Le jeune lieutenant m'exposa ses impressions à chaud.

— La victime se trouvait dans la loge du pénitent. L'assassin s'est, lui, rendu dans la centrale, celle du confesseur, puisque la porte était ouverte. Tout, dans la mise en scène, indique donc le rituel de la confession. Le pécheur d'un côté, agenouillé, le confesseur de l'autre.

— Sauf que notre pécheresse n'est pas venue de son plein gré.

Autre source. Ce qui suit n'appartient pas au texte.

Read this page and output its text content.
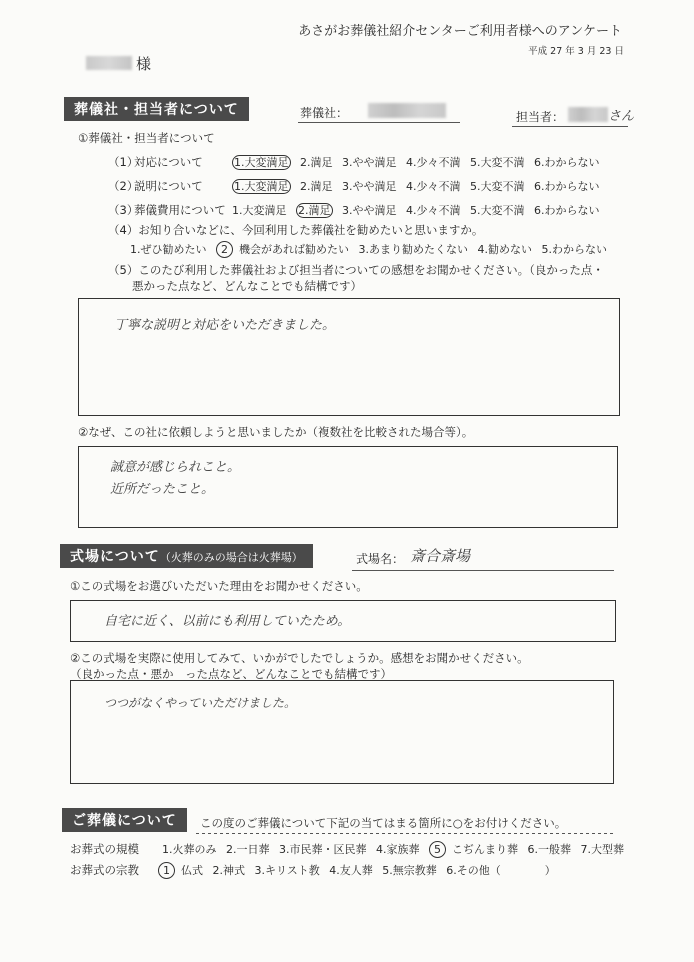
あさがお葬儀社紹介センターご利用者様へのアンケート
平成 27 年 3 月 23 日
様
葬儀社・担当者について	葬儀社：	担当者：	さん
①葬儀社・担当者について
（1）
対応について	1.大変満足 2.満足 3.やや満足 4.少々不満 5.大変不満 6.わからない
（2）
説明について	1.大変満足 2.満足 3.やや満足 4.少々不満 5.大変不満 6.わからない
（3）
葬儀費用について 1.大変満足 2.満足 3.やや満足 4.少々不満 5.大変不満 6.わからない
（4）お知り合いなどに、今回利用した葬儀社を勧めたいと思いますか。
1.ぜひ勧めたい 2 機会があれば勧めたい 3.あまり勧めたくない 4.勧めない 5.わからない
（5）このたび利用した葬儀社および担当者についての感想をお聞かせください。（良かった点・
悪かった点など、どんなことでも結構です）
丁寧な説明と対応をいただきました。
②なぜ、この社に依頼しようと思いましたか（複数社を比較された場合等）。
誠意が感じられこと。
近所だったこと。
式場について（火葬のみの場合は火葬場）	式場名： 斎合斎場
①この式場をお選びいただいた理由をお聞かせください。
自宅に近く、以前にも利用していたため。
②この式場を実際に使用してみて、いかがでしたでしょうか。感想をお聞かせください。
（良かった点・悪か　った点など、どんなことでも結構です）
つつがなくやっていただけました。
ご葬儀について	この度のご葬儀について下記の当てはまる箇所に○をお付けください。
お葬式の規模 1.火葬のみ 2.一日葬 3.市民葬・区民葬 4.家族葬 5 こぢんまり葬 6.一般葬 7.大型葬
お葬式の宗教	1 仏式 2.神式 3.キリスト教 4.友人葬 5.無宗教葬 6.その他（　　　　）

— Ça, c'est clair ! Ses membres entravés prouvent qu'on l'a forcée à une certaine forme de soumission, peut-être physique, un effort ayant pu générer toute cette sueur, ou alors simplement auditive et verbale.

— Un truc du genre Parle-moi, confesse tes péchés et Dieu te pardonnera…

— Exactement. Quant à la nudité… Voir une femme nue, attachée, agenouillée et réclamant son pardon, n'est-ce pas le symbole suprême de la domination, du rapport maître-esclave ?

Je clignai des yeux.

— Une cause possible, en effet, mais…

J'embrassai l'espace, bras écartés.

— … Regarde autour de toi. L'église forme un même bloc, orienté vers une mission unique : la prière, le don de soi, la foi. Tu vois, je n'y connais pas grand-chose en religion, à peine si j'ai lu la Bible, mais je sais qu'à la Genèse, Adam et Ève étaient nus, aussi nus que notre victime. La pureté des premiers jours… La nudité originelle, celle de toutes les créatures de Dieu…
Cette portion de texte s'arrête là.